Under hyper-nationalist regimes, notions of secularism and religion are being rapidly reconfigured. This development highlights the limits of universal or universalizing categories. It is therefore apposite to examine the shifting conceptual meanings of religion and secularism in different contexts. Anna Bigelow’s essay discusses the parallel ways in which right-wing states in India and Turkey deploy sites of sacred space to redefine ideas of secularism as well as national belonging. Here, Bigelow highlights the processual nature of such spatial resignifications. Steven Vose addresses how globalization and neoliberalism are reshaping Jain religious practice and community.

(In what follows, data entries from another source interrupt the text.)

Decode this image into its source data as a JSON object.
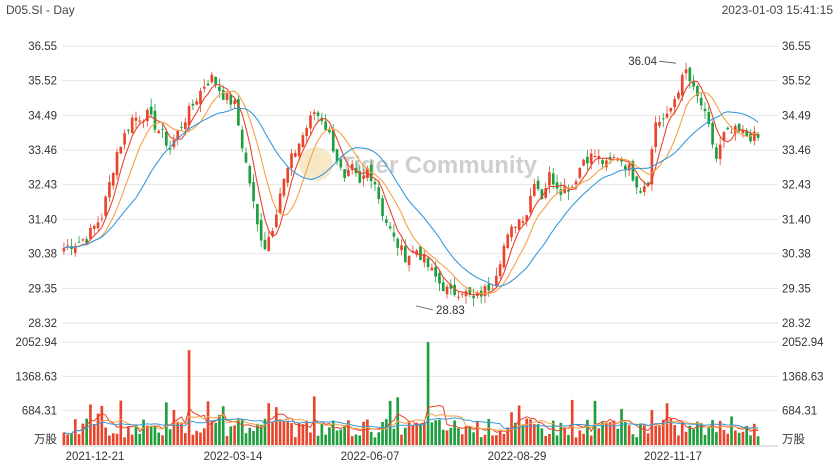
{
  "header": {
    "ticker_label": "D05.SI - Day",
    "timestamp": "2023-01-03 15:41:15"
  },
  "watermark": "Tiger Community",
  "colors": {
    "up": "#e8452c",
    "down": "#1e9e3e",
    "ma5": "#e8452c",
    "ma10": "#f4a24a",
    "ma20": "#3a9ad9",
    "grid": "#e6e6e6"
  },
  "chart_data": [
    {
      "type": "candlestick",
      "title": "D05.SI - Day",
      "y_ticks": [
        "36.55",
        "35.52",
        "34.49",
        "33.46",
        "32.43",
        "31.40",
        "30.38",
        "29.35",
        "28.32"
      ],
      "ylim": [
        28.32,
        36.55
      ],
      "x_ticks": [
        "2021-12-21",
        "2022-03-14",
        "2022-06-07",
        "2022-08-29",
        "2022-11-17"
      ],
      "annotations": [
        {
          "label": "36.04",
          "value": 36.04,
          "kind": "high"
        },
        {
          "label": "28.83",
          "value": 28.83,
          "kind": "low"
        }
      ],
      "close_path": [
        [
          0,
          30.55
        ],
        [
          6,
          30.85
        ],
        [
          10,
          31.5
        ],
        [
          14,
          33.4
        ],
        [
          18,
          34.4
        ],
        [
          22,
          34.5
        ],
        [
          26,
          33.9
        ],
        [
          28,
          33.5
        ],
        [
          31,
          34.2
        ],
        [
          34,
          34.8
        ],
        [
          37,
          35.4
        ],
        [
          39,
          35.6
        ],
        [
          42,
          35.1
        ],
        [
          45,
          34.8
        ],
        [
          47,
          33.6
        ],
        [
          49,
          32.5
        ],
        [
          51,
          31.2
        ],
        [
          53,
          30.6
        ],
        [
          55,
          31.2
        ],
        [
          57,
          32.2
        ],
        [
          60,
          33.2
        ],
        [
          63,
          33.9
        ],
        [
          66,
          34.6
        ],
        [
          68,
          34.4
        ],
        [
          70,
          33.9
        ],
        [
          72,
          33.2
        ],
        [
          74,
          32.5
        ],
        [
          76,
          32.9
        ],
        [
          78,
          32.4
        ],
        [
          80,
          32.9
        ],
        [
          82,
          32.5
        ],
        [
          84,
          31.6
        ],
        [
          87,
          30.8
        ],
        [
          90,
          30.3
        ],
        [
          93,
          30.5
        ],
        [
          96,
          30.0
        ],
        [
          99,
          29.5
        ],
        [
          102,
          29.2
        ],
        [
          105,
          29.3
        ],
        [
          108,
          29.0
        ],
        [
          111,
          29.3
        ],
        [
          113,
          29.5
        ],
        [
          116,
          30.6
        ],
        [
          119,
          31.3
        ],
        [
          122,
          31.6
        ],
        [
          124,
          32.6
        ],
        [
          126,
          32.1
        ],
        [
          128,
          32.7
        ],
        [
          131,
          32.3
        ],
        [
          134,
          32.4
        ],
        [
          137,
          33.2
        ],
        [
          140,
          33.3
        ],
        [
          143,
          33.0
        ],
        [
          146,
          33.3
        ],
        [
          149,
          32.9
        ],
        [
          152,
          32.3
        ],
        [
          154,
          32.6
        ],
        [
          156,
          34.3
        ],
        [
          159,
          34.4
        ],
        [
          162,
          35.3
        ],
        [
          164,
          35.8
        ],
        [
          166,
          35.2
        ],
        [
          168,
          34.8
        ],
        [
          170,
          34.1
        ],
        [
          172,
          33.2
        ],
        [
          174,
          33.9
        ],
        [
          177,
          34.0
        ],
        [
          180,
          33.9
        ],
        [
          183,
          33.8
        ]
      ],
      "volume_series": {
        "y_ticks": [
          "2052.94",
          "1368.63",
          "684.31"
        ],
        "unit_label": "万股",
        "ylim": [
          0,
          2052.94
        ],
        "peaks": [
          {
            "index": 33,
            "value": 1890
          },
          {
            "index": 96,
            "value": 2052
          }
        ]
      }
    }
  ]
}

In Vose’s account, the shift from traditional religious community to self-help techniques of individual self-fashioning creates a receptive audience for the kind of spiritual politics performed by Modi.

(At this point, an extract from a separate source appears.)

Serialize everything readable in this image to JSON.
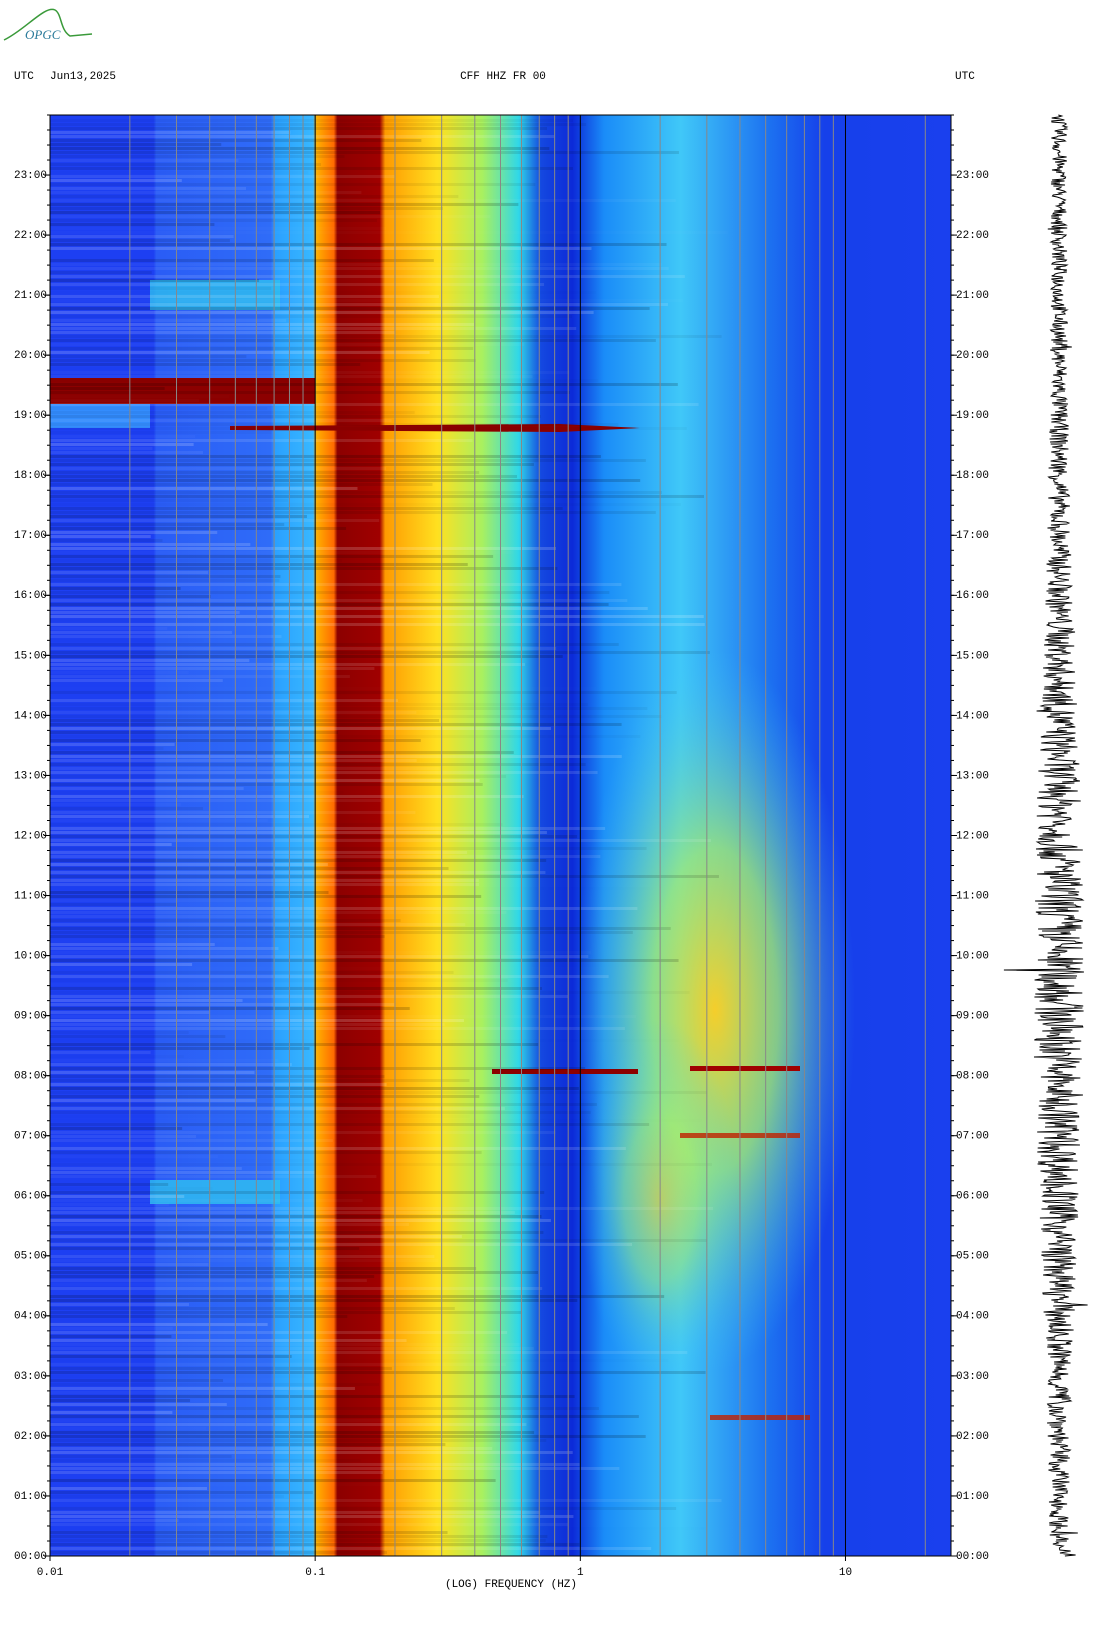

Apart from discussing the aforementioned congruities present in majoritarian nationalisms, this forum also considers the specificities of the contexts bolstering them. Such projects tend to build upon existing social relations of domination such as caste, race, gender, and class. The essay jointly authored by the Feminist Critical Hindu Studies Collective (FCHSC) examines a new diasporic movement in North America consolidating around a resistance to anti-caste advocacy. This campaign might not formally or uniformly espouse Hindutva. However, the FCHSC observes, by claiming and defending a notion of authentic Hinduism shaped by upper-caste sensibilities, this movement mirrors white nationalist talking points and implicitly aligns with Hindu nationalist positions.
Concern over the rising tide of supremacism in the United States has now taken on a new urgency. The attempted coup of January 6, 2020, and the Supreme Court rulings this past summer were defining events for American democracy. The recent clampdowns on speech and the vilification of entire fields of study in several Republican-governed states constitute another alarming development. There are thus troubling similarities between India’s slide toward right-wing authoritarianism and that of the United States. Yet, there is still a tendency to view the threat of authoritarian populism in the United States and in Europe as an unusual aberration from liberal democracy.
It would be a mistake, however, to imagine that far-right movements in the United States and Europe are disconnected from a larger world that bears the imprint of US military intervention and economic clout. At the present moment, digital platforms quartered in the United States have become increasingly important to projecting authoritarian power the world over. These social media companies generate profits through algorithms designed to increase engagement. Authoritarian states, from India to Saudi Arabia, have sought to harness the power of these corporations to surveil and mobilize. In this context, Hindutva holds up a multifaceted mirror reflecting the complex web of connections between the global right.